If you want an excellent VR experience with P3DV4 - here is a starting point:
1) Download the BlueSky photoreal scenery for the Grand Canyon - not necessarily all of it
http://www.blueskyscenery.com/AZ.html
2) Use the Alabeo Extra 300 and fly down just above the Colorado - FPS single monitor >190 and locked at 90 in VR
3) Graphic settings - mostly standard except:
- 8XMSAA, No FXAA, Aniso = 8X, LOD = MAX, Water Detail = LOW, No Reflections, HDR = off, No dynamic Refl/Lighting
4) Shadows = LOW, Clouds = minimal, no traffic , Vsync = off, Target Frame rate = unlimited
5) Use Oculus Tray Tool by ApollyonVR
http://bit.ly/2s0vsDS to set Pixel Density = 1.5
Then, after enjoying that, try other aircraft and you will see that many of them cause a significant slowdown. The best in addition to the Extra include the F22, the Cessna 172, the Maule, and the Blackhawk. Then try small airports and finally complex airports and the single monitor framerate will be below 60 and therefore the VR experience will be very poor.

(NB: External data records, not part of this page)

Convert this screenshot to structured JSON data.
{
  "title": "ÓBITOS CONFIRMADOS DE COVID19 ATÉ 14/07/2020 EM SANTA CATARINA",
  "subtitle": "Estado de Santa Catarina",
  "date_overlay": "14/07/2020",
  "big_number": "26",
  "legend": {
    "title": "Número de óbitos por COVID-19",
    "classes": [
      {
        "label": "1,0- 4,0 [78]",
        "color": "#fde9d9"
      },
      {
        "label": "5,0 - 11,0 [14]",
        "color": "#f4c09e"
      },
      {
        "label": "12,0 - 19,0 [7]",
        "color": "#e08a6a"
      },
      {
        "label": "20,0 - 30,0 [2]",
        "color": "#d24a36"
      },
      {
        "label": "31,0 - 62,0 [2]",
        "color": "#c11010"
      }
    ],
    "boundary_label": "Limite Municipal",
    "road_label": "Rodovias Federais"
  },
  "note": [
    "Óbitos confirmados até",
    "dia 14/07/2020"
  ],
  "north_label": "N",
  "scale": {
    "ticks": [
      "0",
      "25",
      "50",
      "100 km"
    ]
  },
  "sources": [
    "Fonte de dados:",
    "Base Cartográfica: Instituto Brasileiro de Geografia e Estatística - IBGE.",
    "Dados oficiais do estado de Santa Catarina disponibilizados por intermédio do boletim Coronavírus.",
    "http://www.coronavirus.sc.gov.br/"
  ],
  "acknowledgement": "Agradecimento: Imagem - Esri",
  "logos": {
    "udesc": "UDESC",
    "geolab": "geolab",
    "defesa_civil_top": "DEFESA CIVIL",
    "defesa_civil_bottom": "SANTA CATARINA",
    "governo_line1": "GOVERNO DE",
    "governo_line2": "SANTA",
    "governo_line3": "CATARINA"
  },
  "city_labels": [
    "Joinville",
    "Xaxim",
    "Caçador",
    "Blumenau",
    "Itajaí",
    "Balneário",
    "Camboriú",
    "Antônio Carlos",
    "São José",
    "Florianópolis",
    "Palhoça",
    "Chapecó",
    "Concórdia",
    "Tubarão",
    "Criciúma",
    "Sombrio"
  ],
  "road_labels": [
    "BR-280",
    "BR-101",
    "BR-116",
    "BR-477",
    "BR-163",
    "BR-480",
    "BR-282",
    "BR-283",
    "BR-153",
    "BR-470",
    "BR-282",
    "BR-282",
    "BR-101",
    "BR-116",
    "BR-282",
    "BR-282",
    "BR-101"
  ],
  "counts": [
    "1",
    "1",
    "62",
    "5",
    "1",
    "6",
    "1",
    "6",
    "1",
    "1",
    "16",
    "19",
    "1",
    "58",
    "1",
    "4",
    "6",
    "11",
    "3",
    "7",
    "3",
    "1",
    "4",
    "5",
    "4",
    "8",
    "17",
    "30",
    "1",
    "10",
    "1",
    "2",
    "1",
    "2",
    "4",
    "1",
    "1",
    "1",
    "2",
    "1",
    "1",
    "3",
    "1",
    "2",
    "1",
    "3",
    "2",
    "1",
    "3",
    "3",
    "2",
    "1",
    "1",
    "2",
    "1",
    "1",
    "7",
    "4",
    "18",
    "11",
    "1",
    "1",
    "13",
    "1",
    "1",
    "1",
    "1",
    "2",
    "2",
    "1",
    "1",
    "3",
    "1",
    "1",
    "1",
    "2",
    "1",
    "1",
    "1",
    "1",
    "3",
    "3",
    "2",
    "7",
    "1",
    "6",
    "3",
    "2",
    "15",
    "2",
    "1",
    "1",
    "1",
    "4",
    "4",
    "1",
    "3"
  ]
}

For some reason, P3D/FSX/ESP always has had a framerate about 40% that of War Thunder, Aerofly FS2, and Combat Air Patrol - all of which generally maintain an FPS >200 (i7 @ 4.2Ghz, Nvidia 970) where there is similar graphical content in terms of terrain + objects + instrument panel graphics. FS2 usually can do >300 fps with an electronic cockpit and a complex airport like KSFO. I am hoping now that Lockheed Martin is using source code that is 64-bit that they own and understand, they could increase performance to that of the other flight simulators. The other sims show that it can be done.